Architecture
The Dataset Generator is organized as a modular, graph-based pipeline. Each ticket is created by passing a shared context (“Value Objects”) through a directed graph of AI-powered “nodes,” with results cached to avoid re-execution. The high-level flow looks like this:
flowchart TD classDef expensiveModel stroke:#d55,stroke-width:2px classDef cheapModel stroke:#5d5,stroke-width:2px A0[Start] --> TopicGen TopicGen[Topic Generation] --> Email Email[Email Text] --> Answer Answer[Answer Text] --> Tags Tags[Add Tags] --> Rephrase Rephrase --> Translate Translate --> End class TopicGen,Email,Answer expensiveModel class Tags,Rephrase,Translate cheapModel
Graph & Nodes
GraphRunner kicks off execution by listing all end-nodes.
Graph tracks parent→child links; each Node first checks its Cache then delegates to the private _ExecutionNode.

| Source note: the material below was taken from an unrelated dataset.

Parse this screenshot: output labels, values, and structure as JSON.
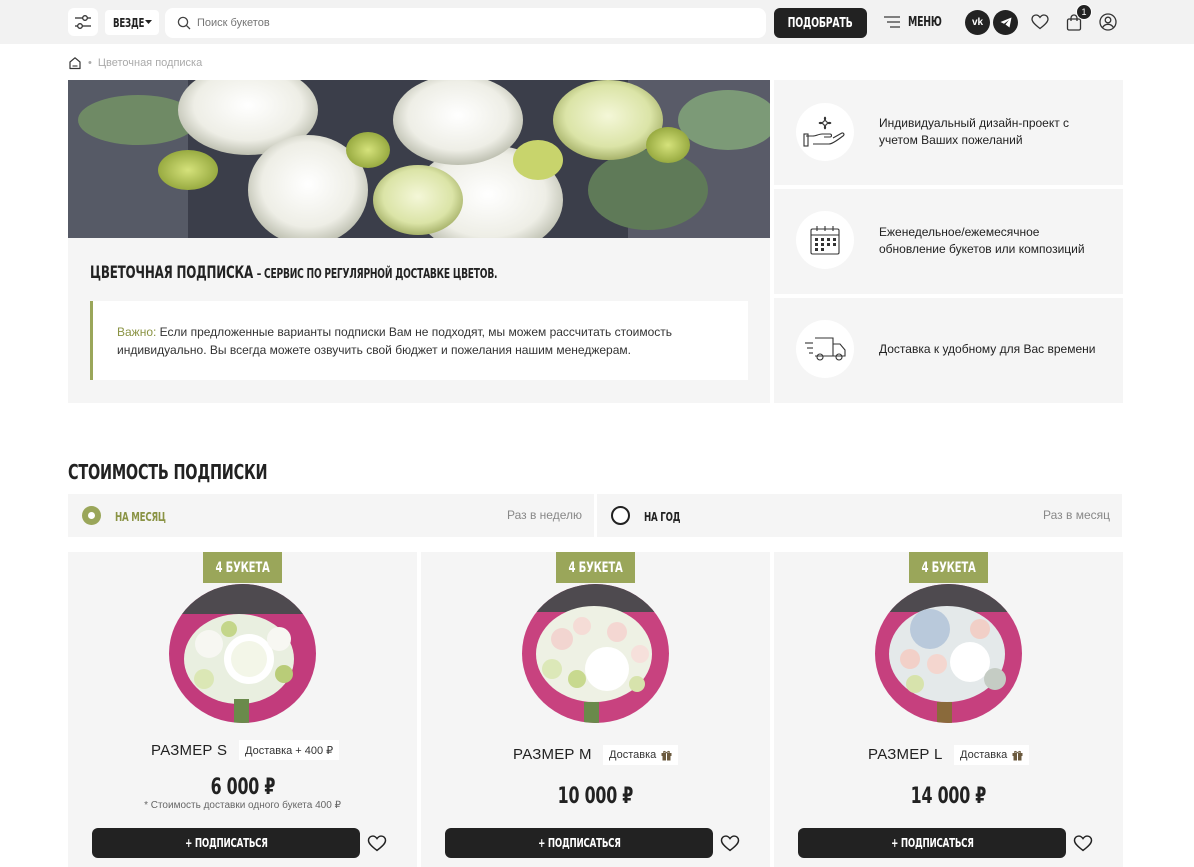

Storage backs the pipeline’s shared context so downstream nodes can load upstream results.
Assistants & Data Models
AIAssistant is your abstract wrapper around the LLM; AINode invokes it with a PromptBuilder.
InputType / OutputType implement a uniform dataclass interface (via Pydantic) for JSON serialization.
Randomized Inputs
RandomCollection perturbs base weights by up to a factor, then samples.
RandomTable ties one enum key to a collection of other-enum values (e.g. TicketType → random Priority).
Cost & Usage Analysis
AssistantRun captures tokens & cost for one run_openai.
AssistantRunsAnalyzer aggregates runs per assistant or batch.
DatasetGenAnalyzer produces the final, currency-converted summary with percentage shares.